The themes explored at MILCON'26 closely aligned with the conference's broader objective of fostering holistic approaches to defense and security that integrate military capability, international cooperation, resilient institutions, and human dimensions of security. Particular attention throughout the event focused on hybrid threats that span physical, cyber, informational, and technological domains.
For Lyons, whose 31-year career in human intelligence collection and operations supported special operations and strategic intelligence missions, the challenge is fundamentally educational. Preparing military leaders for future conflict requires cultivating the ability to operate effectively amid uncertainty, adapt to rapidly changing conditions, and think across traditional organizational and disciplinary boundaries.

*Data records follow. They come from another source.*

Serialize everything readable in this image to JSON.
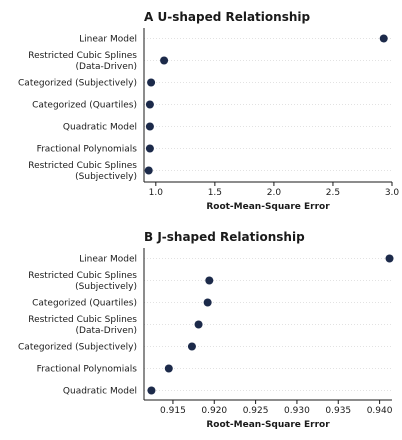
{
  "colors": {
    "point": "#1c2a4a",
    "axis": "#1a1a1a",
    "grid": "#d9d9d9"
  },
  "chart_data": [
    {
      "type": "scatter",
      "title": "A U-shaped Relationship",
      "xlabel": "Root-Mean-Square Error",
      "ylabel": "",
      "xlim": [
        0.9,
        3.0
      ],
      "xticks": [
        "1.0",
        "1.5",
        "2.0",
        "2.5",
        "3.0"
      ],
      "xtick_values": [
        1.0,
        1.5,
        2.0,
        2.5,
        3.0
      ],
      "grid": true,
      "categories": [
        [
          "Linear Model"
        ],
        [
          "Restricted Cubic Splines",
          "(Data-Driven)"
        ],
        [
          "Categorized (Subjectively)"
        ],
        [
          "Categorized (Quartiles)"
        ],
        [
          "Quadratic Model"
        ],
        [
          "Fractional Polynomials"
        ],
        [
          "Restricted Cubic Splines",
          "(Subjectively)"
        ]
      ],
      "values": [
        2.93,
        1.07,
        0.96,
        0.95,
        0.95,
        0.95,
        0.94
      ]
    },
    {
      "type": "scatter",
      "title": "B J-shaped Relationship",
      "xlabel": "Root-Mean-Square Error",
      "ylabel": "",
      "xlim": [
        0.9115,
        0.9415
      ],
      "xticks": [
        "0.915",
        "0.920",
        "0.925",
        "0.930",
        "0.935",
        "0.940"
      ],
      "xtick_values": [
        0.915,
        0.92,
        0.925,
        0.93,
        0.935,
        0.94
      ],
      "grid": true,
      "categories": [
        [
          "Linear Model"
        ],
        [
          "Restricted Cubic Splines",
          "(Subjectively)"
        ],
        [
          "Categorized (Quartiles)"
        ],
        [
          "Restricted Cubic Splines",
          "(Data-Driven)"
        ],
        [
          "Categorized (Subjectively)"
        ],
        [
          "Fractional Polynomials"
        ],
        [
          "Quadratic Model"
        ]
      ],
      "values": [
        0.9412,
        0.9194,
        0.9192,
        0.9181,
        0.9173,
        0.9145,
        0.9124
      ]
    }
  ]
}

His participation at MILCON'26 reflects Norwich University's enduring engagement with global conversations surrounding leadership, security, and professional military education. Through research, teaching, and collaboration with international partners, Norwich faculty and alumni continue to contribute to the ideas shaping the next generation of military leaders.
As hybrid threats evolve and strategic competition intensifies, Lyons' work offers a clear message: intellectual adaptability and lifelong learning are not supplementary qualities for military professionals. They are prerequisites for effective leadership in the twenty-first century.